- Cover to Doc Stern...Mr. Monster #1 (1986) by Michael T. Gilbert.

Publication information
- Publisher: Bell Features Pacific Comics Eclipse Comics Dark Horse Comics Tundra Publishing Caliber Comics Image Comics Cost Of Paper Comics
- First appearance: Vanguard Illustrated #7 (Pacific Comics, July 1984)
- Created by: Fred Kelly

In-story information
- Full name: Doc Stearn

= Doc Stearn...Mr. Monster =

Doc Stearn... Mr. Monster is a Canadian comic book character featuring a superhero created by Fred Kelly during the 1940s but, most recently published by Dark Horse Comics in stories written by Michael T. Gilbert.

==Publication history==
Mr. Monster was created by Fred Kelly and appeared in 1940s Canadian comic books (Triumph Comics #31, 1946, and Super-Duper Comics #3, 1947). After trademarking the name "Mr. Monster", Gilbert heavily revised the character, adding a horror/humor hybrid which often featured heavy satire of both the horror genre and superhero comics in general. The revised character first appeared in Pacific Comics Vanguard Illustrated #7, dated July 1984, but shortly afterwards Pacific folded, with its assets being taken over by Eclipse Comics. They offered Gilbert the opportunity to give the character a title of his own, initially planned as a January 1985 one-shot reprinting and completing the Vanguard storyline. The series would become an ongoing, with Dave Stevens providing a cover for the second issue. Eclipse also published a series of specials starring Mr. Monster, and later a crossover issue pairing him with Airboy.

From 1988 Gilbert left Eclipse, instead taking the character to Dark Horse Comics.

==Reception==
Reviewing the first issue of the Eclipse series for Amazing Heroes, R.A. Jones felt the issue was missing a final spark despite its excellent art and otherwise solid writing.

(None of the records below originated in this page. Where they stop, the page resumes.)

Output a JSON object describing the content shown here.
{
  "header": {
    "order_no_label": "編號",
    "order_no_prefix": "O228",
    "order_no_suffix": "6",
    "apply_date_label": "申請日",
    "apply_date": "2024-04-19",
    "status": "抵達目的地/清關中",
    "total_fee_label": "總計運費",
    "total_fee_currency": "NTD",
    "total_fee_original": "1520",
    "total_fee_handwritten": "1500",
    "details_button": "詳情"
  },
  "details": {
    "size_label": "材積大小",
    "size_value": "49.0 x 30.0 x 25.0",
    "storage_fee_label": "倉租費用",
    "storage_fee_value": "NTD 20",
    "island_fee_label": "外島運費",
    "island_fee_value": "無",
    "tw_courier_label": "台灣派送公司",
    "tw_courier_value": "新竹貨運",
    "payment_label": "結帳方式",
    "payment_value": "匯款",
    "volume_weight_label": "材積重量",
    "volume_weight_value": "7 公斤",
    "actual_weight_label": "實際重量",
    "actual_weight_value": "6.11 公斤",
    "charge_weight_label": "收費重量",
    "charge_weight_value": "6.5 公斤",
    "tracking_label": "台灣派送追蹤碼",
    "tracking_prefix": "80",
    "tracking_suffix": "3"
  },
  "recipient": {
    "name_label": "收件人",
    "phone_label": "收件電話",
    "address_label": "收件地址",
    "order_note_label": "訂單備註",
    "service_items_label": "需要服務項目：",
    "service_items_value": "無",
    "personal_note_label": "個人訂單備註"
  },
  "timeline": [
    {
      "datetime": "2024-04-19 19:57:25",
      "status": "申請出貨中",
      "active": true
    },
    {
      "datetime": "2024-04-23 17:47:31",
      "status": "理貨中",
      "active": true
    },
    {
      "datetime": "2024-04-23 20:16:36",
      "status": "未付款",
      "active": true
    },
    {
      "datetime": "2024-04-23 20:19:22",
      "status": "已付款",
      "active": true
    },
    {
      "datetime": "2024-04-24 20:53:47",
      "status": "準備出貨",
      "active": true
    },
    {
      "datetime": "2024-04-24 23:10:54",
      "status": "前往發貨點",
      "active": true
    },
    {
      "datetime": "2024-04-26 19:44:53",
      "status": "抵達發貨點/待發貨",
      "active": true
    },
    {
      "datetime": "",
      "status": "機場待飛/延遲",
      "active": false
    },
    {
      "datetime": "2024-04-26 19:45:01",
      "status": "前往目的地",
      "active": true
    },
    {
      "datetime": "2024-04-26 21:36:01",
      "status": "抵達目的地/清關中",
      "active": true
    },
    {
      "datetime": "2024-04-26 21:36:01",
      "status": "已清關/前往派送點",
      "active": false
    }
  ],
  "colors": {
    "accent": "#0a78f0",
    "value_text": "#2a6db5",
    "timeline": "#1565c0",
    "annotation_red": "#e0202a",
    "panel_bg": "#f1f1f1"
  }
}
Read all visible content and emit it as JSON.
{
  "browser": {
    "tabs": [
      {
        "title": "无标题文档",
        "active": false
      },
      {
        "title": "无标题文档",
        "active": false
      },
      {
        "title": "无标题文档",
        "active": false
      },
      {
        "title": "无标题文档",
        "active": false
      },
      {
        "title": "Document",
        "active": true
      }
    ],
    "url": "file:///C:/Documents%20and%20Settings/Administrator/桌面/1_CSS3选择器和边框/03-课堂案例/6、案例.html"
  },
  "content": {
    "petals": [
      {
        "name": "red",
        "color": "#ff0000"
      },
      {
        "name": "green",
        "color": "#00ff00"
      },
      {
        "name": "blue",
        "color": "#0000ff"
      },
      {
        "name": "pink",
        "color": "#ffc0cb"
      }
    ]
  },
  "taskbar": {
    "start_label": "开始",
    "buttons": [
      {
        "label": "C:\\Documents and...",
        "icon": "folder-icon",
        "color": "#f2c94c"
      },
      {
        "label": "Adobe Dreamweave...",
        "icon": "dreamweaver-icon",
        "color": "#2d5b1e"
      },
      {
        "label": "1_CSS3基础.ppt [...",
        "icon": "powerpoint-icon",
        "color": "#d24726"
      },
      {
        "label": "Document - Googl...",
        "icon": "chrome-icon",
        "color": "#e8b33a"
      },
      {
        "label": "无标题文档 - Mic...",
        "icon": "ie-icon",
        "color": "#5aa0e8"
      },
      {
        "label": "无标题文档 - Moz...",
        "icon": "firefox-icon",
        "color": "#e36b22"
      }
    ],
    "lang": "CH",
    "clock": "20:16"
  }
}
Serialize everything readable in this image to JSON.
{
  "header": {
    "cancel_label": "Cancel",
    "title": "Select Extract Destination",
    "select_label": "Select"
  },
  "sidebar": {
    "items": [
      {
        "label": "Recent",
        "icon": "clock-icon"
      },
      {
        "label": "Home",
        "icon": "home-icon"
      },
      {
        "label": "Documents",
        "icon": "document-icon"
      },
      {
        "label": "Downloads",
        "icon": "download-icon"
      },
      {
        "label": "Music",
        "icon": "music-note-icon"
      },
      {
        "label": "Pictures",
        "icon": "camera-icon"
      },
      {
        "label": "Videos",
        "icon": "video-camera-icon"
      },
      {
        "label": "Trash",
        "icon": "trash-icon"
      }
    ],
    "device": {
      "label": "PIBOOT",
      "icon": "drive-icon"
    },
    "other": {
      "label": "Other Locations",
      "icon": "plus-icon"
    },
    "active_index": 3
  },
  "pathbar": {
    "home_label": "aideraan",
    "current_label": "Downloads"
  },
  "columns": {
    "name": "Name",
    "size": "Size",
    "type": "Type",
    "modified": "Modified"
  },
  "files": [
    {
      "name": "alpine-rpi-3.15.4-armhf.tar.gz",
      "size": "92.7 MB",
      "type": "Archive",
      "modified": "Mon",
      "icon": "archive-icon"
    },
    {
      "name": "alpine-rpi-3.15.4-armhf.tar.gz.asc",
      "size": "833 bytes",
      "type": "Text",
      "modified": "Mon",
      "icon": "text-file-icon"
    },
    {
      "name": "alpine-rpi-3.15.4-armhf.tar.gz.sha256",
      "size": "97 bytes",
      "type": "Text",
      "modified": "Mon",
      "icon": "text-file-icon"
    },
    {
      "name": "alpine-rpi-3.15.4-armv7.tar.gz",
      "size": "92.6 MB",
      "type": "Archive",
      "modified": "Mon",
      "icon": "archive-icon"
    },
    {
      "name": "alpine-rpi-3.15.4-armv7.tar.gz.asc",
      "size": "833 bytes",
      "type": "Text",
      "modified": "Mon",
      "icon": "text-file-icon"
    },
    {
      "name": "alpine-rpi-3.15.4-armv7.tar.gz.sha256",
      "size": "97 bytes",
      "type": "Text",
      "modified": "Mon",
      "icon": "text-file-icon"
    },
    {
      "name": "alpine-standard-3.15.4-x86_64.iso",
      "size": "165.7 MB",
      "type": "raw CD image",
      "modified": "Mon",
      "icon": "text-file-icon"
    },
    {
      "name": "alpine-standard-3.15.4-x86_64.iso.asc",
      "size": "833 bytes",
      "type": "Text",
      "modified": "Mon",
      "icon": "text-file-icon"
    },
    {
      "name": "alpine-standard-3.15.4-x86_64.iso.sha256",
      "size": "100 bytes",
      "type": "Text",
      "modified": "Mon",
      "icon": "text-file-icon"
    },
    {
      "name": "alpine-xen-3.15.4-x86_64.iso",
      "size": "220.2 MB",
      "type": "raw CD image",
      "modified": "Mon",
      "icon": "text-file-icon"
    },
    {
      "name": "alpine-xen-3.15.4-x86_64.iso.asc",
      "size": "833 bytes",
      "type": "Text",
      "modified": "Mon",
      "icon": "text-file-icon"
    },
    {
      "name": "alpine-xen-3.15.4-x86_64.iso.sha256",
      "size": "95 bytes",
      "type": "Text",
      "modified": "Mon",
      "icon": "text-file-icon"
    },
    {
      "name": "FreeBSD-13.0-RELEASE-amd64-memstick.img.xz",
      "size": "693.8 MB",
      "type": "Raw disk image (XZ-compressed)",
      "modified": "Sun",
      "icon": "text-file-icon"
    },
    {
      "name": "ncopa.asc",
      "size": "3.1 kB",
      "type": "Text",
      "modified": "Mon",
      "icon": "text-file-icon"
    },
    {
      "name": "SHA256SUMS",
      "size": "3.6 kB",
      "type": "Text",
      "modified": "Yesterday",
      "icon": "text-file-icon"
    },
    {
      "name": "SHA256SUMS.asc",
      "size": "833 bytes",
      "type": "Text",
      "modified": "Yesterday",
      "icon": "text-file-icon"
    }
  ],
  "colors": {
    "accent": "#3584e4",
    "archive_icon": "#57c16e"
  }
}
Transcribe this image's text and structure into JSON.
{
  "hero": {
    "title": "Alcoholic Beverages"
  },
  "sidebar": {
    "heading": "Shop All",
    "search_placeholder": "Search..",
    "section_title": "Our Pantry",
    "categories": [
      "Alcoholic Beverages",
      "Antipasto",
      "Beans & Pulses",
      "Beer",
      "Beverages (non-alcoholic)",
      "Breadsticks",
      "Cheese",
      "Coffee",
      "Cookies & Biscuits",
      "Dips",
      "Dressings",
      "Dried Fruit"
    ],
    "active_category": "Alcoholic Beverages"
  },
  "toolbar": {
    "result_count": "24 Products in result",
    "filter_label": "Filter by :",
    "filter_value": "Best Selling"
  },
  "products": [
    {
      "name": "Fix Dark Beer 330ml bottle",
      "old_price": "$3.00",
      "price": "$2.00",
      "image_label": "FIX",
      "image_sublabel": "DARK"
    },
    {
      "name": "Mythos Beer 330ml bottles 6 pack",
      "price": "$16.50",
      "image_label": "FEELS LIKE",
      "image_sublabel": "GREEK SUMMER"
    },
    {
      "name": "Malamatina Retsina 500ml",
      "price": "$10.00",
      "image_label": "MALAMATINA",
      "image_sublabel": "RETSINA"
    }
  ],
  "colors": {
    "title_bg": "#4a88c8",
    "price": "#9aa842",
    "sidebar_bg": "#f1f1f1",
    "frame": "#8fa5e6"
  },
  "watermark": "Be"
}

Ed Sample was positive about Airboy and Mr. Monster, though he noted Airboy took a less central role than expected.

==Bibliography==
- Vanguard Illustrated #7 (Pacific Comics), July 1984.
- Doc Stearn...Mr. Monster #1-10 (Eclipse Comics), 1985–1987. Issues 1-5 collected as Mr. Monster: His Books of Forbidden Knowledge Vol. 1 (Marlowe & Company), 1996.
- Mr. Monster's Super Duper Special #1-8 (Eclipse Comics), 1986–1987.
- Airboy #28 (prologue to Airboy and Mr. Monster, Eclipse Comics), August 1987.
- Airboy and Mr. Monster one-shot (Eclipse Comics), August 1987.
- Mighty Mites V.2 #2 (Eternity Comics), September 1987.
- Wacky Squirrel Halloween Adventure Special one-shot (Dark Horse Comics), 1987.
- Dark Horse Presents #14, 20, 28, 33 (Dark Horse Comics), 1988-1989.
- Doc Stearn...Mr. Monster #1-8 (Dark Horse Comics), 1988-1990. Collected with revisions as Mr. Monster: Origins (Graphitti Designs), 1996.
- Mr. Monster Attacks #1-3 (Tundra Publishing), 1992.
- Mr. Monster's 3-D Triple Threat one-shot (Atlas), 1993.
- Penthouse Max #3 (Penthouse), 1996.
- Mr. Monster Presents: Crack-a-Boom! #1-3 (Caliber Comics), 1997.
- Mr. Monster Vs. Gorzilla one-shot (Image Comics), 1998.
- Mr. Monster's Gal Friday Kelly #1-3 (Image Comics), 2000.
- Mr. Monster: His Books of Forbidden Knowledge Vol. 0 (TwoMorrows Publishing), 2001. Reprints all Mr. Monster stories from Dark Horse Presents (v. 1), as well as material from Crack-a-Boom! #s 1 and 2, Hero Illustrated #11, Trencher X-Mas Bites Special #1, and Mr. Monster Attacks! #2, along with new material.
- Mr. Monster: Worlds War Two (Atomeka Press), 2004. Reprints Penthouse Max #3.
- Mr. Monster: Who Watches the Garbagemen? (Atomeka), 2005. Reprints stories from Mr. Monster (Eclipse) #3 and 6, Mr. Monster Attacks! #1, and Mr. Monster's Gal Friday Kelly #3, along with new material.
- Dark Horse Presents vol. 2 #1-3, 17, 27-30, 33-35 (Dark Horse Comics), 2011-2014.
- YEET Presents #34 and #36 (Cost Of Paper Comics), 2020.